All these impacts will accelerate in the coming decades even if the carbon pollution driving climate change is rapidly brought to heel, the Intergovernmental Panel on Climate Change (IPCC) report is likely to warn.
A crucial, 40-page Summary for Policymakers -- distilling underlying chapters totalling thousands of pages, and reviewed line-by-line -- is to be made public on February 28.
"This is a real moment of reckoning," said Rachel Cleetus, Climate and energy policy director at the Union of Concerned Scientists.
"This not just more scientific projections about the future," she told AFP. "This is about extreme events and slow-onset disasters that people are experiencing right now."
The report will also underscore the urgent need for "adaptation" -- climate-speak which means preparing for devastating consequences that can no longer be avoided, according to an early draft seen by AFP in 2021.
In some cases this means that adapting to intolerably hot days, flash flooding and storm surges has become a matter of life and death.
- Billions in damages -
"Even if we find solutions for reducing carbon emissions, we will still need solutions to help us adapt," said Alexandre Magnan, a researcher at the Institute for Sustainable Development and International Relations in Paris and a co-author of the report, without commenting on its findings.
IPCC assessments -- this will be the sixth since 1990 -- are divided into three sections, each with its own volunteer "working group" of hundreds of scientists.
In August 2021, the first instalment on physical science found that global heating is virtually certain to pass 1.5 degrees Celsius (2.7 degrees Fahrenheit), probably within a decade.
Earth's surface has warmed 1.1 degrees Celsius since the 19th century.
The 2015 Paris deal calls for capping global warming at "well below" 2C, and ideally 1.5C.
This report is sure to reinforce this more ambitious goal.
It will likewise underscore that vulnerability to extreme weather events -- even when they are made worse by global warming -- can be reduced by better planning and preparation, according to the draft seen by AFP.

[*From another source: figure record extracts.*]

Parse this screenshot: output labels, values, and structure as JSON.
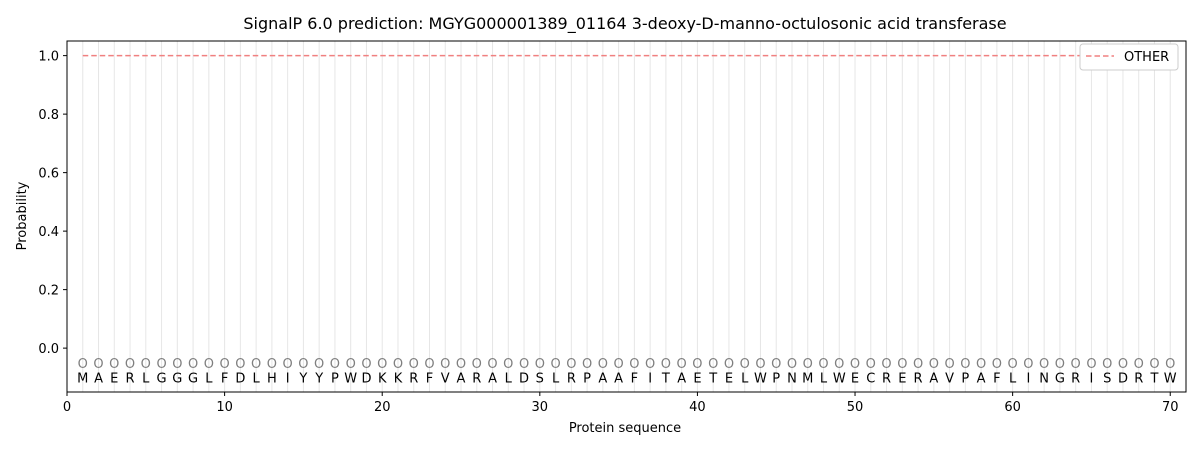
{
  "chart_data": {
    "type": "line",
    "title": "SignalP 6.0 prediction: MGYG000001389_01164 3-deoxy-D-manno-octulosonic acid transferase",
    "xlabel": "Protein sequence",
    "ylabel": "Probability",
    "xlim": [
      0,
      71
    ],
    "ylim": [
      -0.15,
      1.05
    ],
    "x_ticks": [
      0,
      10,
      20,
      30,
      40,
      50,
      60,
      70
    ],
    "y_ticks": [
      0.0,
      0.2,
      0.4,
      0.6,
      0.8,
      1.0
    ],
    "x_tick_labels": [
      "0",
      "10",
      "20",
      "30",
      "40",
      "50",
      "60",
      "70"
    ],
    "y_tick_labels": [
      "0.0",
      "0.2",
      "0.4",
      "0.6",
      "0.8",
      "1.0"
    ],
    "grid": "vertical lines at each residue",
    "legend": {
      "placement": "top-right",
      "entries": [
        "OTHER"
      ]
    },
    "series": [
      {
        "name": "OTHER",
        "color": "#f08080",
        "style": "dashed",
        "x_start": 1,
        "x_end": 70,
        "value": 1.0
      }
    ],
    "sequence": [
      "M",
      "A",
      "E",
      "R",
      "L",
      "G",
      "G",
      "G",
      "L",
      "F",
      "D",
      "L",
      "H",
      "I",
      "Y",
      "Y",
      "P",
      "W",
      "D",
      "K",
      "K",
      "R",
      "F",
      "V",
      "A",
      "R",
      "A",
      "L",
      "D",
      "S",
      "L",
      "R",
      "P",
      "A",
      "A",
      "F",
      "I",
      "T",
      "A",
      "E",
      "T",
      "E",
      "L",
      "W",
      "P",
      "N",
      "M",
      "L",
      "W",
      "E",
      "C",
      "R",
      "E",
      "R",
      "A",
      "V",
      "P",
      "A",
      "F",
      "L",
      "I",
      "N",
      "G",
      "R",
      "I",
      "S",
      "D",
      "R",
      "T",
      "W"
    ],
    "region_labels": [
      "O",
      "O",
      "O",
      "O",
      "O",
      "O",
      "O",
      "O",
      "O",
      "O",
      "O",
      "O",
      "O",
      "O",
      "O",
      "O",
      "O",
      "O",
      "O",
      "O",
      "O",
      "O",
      "O",
      "O",
      "O",
      "O",
      "O",
      "O",
      "O",
      "O",
      "O",
      "O",
      "O",
      "O",
      "O",
      "O",
      "O",
      "O",
      "O",
      "O",
      "O",
      "O",
      "O",
      "O",
      "O",
      "O",
      "O",
      "O",
      "O",
      "O",
      "O",
      "O",
      "O",
      "O",
      "O",
      "O",
      "O",
      "O",
      "O",
      "O",
      "O",
      "O",
      "O",
      "O",
      "O",
      "O",
      "O",
      "O",
      "O",
      "O"
    ]
  }
}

This is not only true in the developing world, noted Imperial College professor Friederike Otto, pointing to massive flooding in Germany last year that killed scores and caused billions in damage.
- Finite set of choices -
"Even without global warming there would have been a huge rainfall event in a densely populated geography where the rivers flood very easily," said Otto, a pioneer in the science of quantifying the extent to which climate change makes extreme weather events more likely or intense.
The report will zero in on how climate change is widening already yawning gaps in inequality, both between regions and within nations.

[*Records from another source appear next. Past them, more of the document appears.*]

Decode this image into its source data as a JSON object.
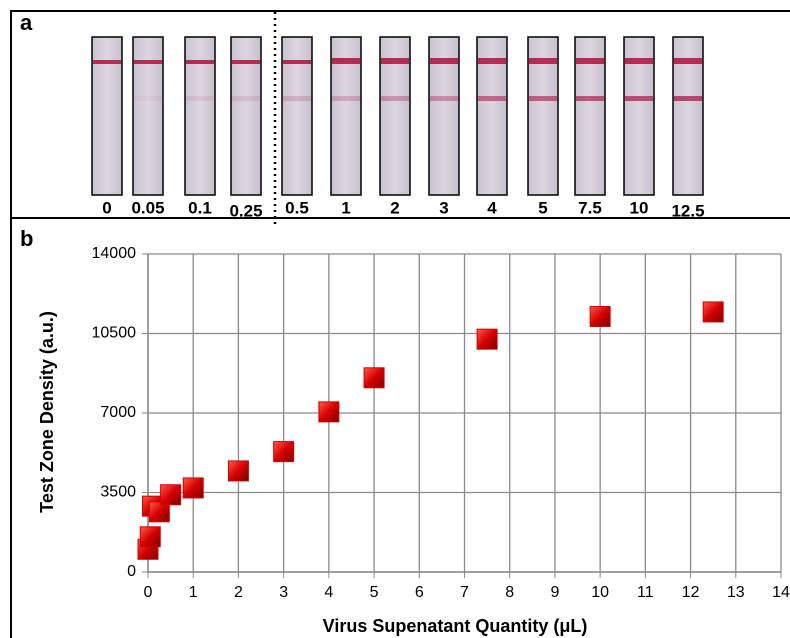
{
  "panel_a": {
    "label": "a",
    "strip_labels": [
      "0",
      "0.05",
      "0.1",
      "0.25",
      "0.5",
      "1",
      "2",
      "3",
      "4",
      "5",
      "7.5",
      "10",
      "12.5"
    ]
  },
  "panel_b": {
    "label": "b"
  },
  "chart_data": {
    "type": "scatter",
    "x_label": "Virus Supenatant Quantity (μL)",
    "y_label": "Test Zone Density (a.u.)",
    "x": [
      0,
      0.05,
      0.1,
      0.25,
      0.5,
      1,
      2,
      3,
      4,
      5,
      7.5,
      10,
      12.5
    ],
    "values": [
      1000,
      1550,
      2900,
      2650,
      3400,
      3700,
      4450,
      5300,
      7050,
      8550,
      10250,
      11250,
      11450
    ],
    "color": "#d40000",
    "xlim": [
      0,
      14
    ],
    "xticks": [
      0,
      1,
      2,
      3,
      4,
      5,
      6,
      7,
      8,
      9,
      10,
      11,
      12,
      13,
      14
    ],
    "ylim": [
      0,
      14000
    ],
    "yticks": [
      0,
      3500,
      7000,
      10500,
      14000
    ],
    "grid": true
  }
}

The simple fact is that the people least responsible for climate change are the ones suffering the most from its impacts.
Not only is this unjust, experts and advocates say, it is a barrier to tackling the problem.

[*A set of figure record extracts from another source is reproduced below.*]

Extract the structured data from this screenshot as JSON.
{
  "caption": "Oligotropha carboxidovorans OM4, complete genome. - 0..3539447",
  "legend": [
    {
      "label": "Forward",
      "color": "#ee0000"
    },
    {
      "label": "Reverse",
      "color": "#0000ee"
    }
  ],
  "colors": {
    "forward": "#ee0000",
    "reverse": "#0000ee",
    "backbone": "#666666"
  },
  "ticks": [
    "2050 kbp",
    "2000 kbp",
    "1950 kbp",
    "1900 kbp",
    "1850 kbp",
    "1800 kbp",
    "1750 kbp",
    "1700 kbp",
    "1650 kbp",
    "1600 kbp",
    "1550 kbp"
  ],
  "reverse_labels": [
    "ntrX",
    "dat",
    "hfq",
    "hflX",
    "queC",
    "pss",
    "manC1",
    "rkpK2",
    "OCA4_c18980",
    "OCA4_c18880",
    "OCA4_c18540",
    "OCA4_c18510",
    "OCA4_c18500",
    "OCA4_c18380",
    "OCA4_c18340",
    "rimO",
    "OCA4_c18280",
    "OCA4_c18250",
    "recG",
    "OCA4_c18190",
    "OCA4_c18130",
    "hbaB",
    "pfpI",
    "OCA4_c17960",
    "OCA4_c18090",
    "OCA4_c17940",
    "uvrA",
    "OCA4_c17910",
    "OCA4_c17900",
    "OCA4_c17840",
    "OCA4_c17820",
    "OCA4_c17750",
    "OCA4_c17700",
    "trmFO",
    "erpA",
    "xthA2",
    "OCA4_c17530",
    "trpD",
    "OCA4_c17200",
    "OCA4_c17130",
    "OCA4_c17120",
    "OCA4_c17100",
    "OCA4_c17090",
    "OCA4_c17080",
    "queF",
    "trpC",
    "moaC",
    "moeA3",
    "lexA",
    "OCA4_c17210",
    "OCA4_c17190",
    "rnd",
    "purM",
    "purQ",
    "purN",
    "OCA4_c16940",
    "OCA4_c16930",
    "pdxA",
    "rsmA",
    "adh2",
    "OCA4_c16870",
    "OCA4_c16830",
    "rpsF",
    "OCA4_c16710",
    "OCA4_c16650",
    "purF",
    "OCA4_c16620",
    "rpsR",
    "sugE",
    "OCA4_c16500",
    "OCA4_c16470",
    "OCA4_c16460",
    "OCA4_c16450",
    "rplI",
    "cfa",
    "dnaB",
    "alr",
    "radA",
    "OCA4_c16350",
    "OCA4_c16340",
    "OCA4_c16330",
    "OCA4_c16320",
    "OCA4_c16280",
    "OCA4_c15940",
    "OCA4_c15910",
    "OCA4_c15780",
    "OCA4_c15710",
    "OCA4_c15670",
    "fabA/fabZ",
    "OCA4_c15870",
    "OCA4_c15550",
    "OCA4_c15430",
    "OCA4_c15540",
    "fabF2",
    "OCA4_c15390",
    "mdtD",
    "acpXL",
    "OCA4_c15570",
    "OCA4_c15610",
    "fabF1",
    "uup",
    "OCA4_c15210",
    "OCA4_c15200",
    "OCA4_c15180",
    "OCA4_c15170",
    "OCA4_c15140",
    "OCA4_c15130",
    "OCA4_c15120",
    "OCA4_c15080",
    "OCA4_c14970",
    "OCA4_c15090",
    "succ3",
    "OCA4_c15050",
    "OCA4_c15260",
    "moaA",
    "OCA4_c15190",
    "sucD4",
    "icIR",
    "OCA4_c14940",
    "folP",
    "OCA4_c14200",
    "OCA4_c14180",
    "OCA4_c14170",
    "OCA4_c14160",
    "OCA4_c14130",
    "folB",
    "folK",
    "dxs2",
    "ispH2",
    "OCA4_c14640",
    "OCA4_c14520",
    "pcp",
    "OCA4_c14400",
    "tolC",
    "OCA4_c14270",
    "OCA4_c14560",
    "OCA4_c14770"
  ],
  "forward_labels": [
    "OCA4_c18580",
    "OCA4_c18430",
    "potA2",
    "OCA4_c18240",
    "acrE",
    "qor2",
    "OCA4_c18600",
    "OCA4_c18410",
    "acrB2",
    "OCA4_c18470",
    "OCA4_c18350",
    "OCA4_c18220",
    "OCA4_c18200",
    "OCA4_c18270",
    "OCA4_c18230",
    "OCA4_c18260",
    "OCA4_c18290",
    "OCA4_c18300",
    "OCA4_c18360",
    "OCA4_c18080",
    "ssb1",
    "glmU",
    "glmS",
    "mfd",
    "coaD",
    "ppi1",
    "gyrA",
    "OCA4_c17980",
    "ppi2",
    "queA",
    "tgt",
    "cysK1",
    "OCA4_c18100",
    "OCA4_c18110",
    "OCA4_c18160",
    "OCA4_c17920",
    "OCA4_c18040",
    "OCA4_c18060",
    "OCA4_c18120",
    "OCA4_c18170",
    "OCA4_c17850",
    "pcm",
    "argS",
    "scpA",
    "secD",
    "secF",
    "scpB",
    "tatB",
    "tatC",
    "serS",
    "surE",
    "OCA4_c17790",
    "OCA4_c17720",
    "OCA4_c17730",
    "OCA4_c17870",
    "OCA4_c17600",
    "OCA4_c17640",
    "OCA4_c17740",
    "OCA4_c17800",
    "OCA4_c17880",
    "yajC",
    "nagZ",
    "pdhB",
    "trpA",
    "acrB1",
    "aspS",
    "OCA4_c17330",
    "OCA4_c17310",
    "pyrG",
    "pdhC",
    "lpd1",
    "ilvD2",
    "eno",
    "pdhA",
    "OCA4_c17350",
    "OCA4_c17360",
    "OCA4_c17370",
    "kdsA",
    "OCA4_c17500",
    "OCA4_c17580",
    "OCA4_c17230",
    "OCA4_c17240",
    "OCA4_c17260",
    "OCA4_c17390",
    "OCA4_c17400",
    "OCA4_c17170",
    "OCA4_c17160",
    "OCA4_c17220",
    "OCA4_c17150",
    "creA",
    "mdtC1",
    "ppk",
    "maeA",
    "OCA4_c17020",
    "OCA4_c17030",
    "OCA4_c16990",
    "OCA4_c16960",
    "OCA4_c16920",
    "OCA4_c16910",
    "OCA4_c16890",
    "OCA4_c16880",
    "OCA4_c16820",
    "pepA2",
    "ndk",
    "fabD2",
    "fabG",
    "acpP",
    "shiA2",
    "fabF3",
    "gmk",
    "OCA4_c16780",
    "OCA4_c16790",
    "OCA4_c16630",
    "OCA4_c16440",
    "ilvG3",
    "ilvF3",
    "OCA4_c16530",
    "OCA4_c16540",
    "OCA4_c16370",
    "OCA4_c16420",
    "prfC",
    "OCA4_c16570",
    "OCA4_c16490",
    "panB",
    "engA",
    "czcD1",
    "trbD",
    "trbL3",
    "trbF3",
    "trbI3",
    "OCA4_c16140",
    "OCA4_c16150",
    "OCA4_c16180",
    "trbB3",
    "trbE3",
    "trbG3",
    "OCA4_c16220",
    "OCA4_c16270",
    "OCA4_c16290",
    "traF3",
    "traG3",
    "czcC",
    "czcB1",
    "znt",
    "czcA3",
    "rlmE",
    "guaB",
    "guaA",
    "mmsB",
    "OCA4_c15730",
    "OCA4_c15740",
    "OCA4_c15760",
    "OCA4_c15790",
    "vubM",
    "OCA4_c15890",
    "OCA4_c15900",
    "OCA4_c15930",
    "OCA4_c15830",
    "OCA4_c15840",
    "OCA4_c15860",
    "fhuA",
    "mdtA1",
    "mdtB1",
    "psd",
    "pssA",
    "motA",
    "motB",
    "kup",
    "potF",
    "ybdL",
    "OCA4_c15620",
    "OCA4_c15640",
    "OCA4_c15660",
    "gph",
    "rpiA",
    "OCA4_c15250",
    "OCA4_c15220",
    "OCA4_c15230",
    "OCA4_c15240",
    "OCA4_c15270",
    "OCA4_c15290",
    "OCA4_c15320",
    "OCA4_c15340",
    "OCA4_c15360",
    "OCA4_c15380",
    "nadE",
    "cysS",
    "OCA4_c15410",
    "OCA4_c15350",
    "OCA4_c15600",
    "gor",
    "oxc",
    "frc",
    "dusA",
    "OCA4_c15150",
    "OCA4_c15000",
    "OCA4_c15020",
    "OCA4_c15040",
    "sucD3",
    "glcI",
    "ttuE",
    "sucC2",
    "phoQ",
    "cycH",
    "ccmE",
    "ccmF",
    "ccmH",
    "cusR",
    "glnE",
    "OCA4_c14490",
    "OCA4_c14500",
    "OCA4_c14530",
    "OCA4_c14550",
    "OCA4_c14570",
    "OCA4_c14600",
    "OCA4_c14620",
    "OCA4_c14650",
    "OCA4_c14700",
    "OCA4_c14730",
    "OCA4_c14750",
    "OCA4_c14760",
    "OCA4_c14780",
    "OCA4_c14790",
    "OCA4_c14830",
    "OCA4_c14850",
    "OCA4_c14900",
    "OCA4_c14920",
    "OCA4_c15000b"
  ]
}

"I do not think there are pathways to sustainable development that do not substantively address equity issues," said Clark University professor Edward Carr, a lead author of one of the report's chapters.
The report is also likely to highlight dangerous "tipping points", invisible temperature trip wires in the climate system for irreversible and potentially catastrophic change.
Some of them -- such as the melting of permafrost housing twice as much carbon as in the atmosphere -- could fuel global warming all on their own.
"There is a finite set of choices we can make that would move us productively into the future," said Carr. "Every day we wait and delay, some of those choices get harder or go away."
The third and final instalment of the IPCC assessment currently unfolding, due out in early April, examines options for curbing carbon emissions and removing carbon from the atmosphere.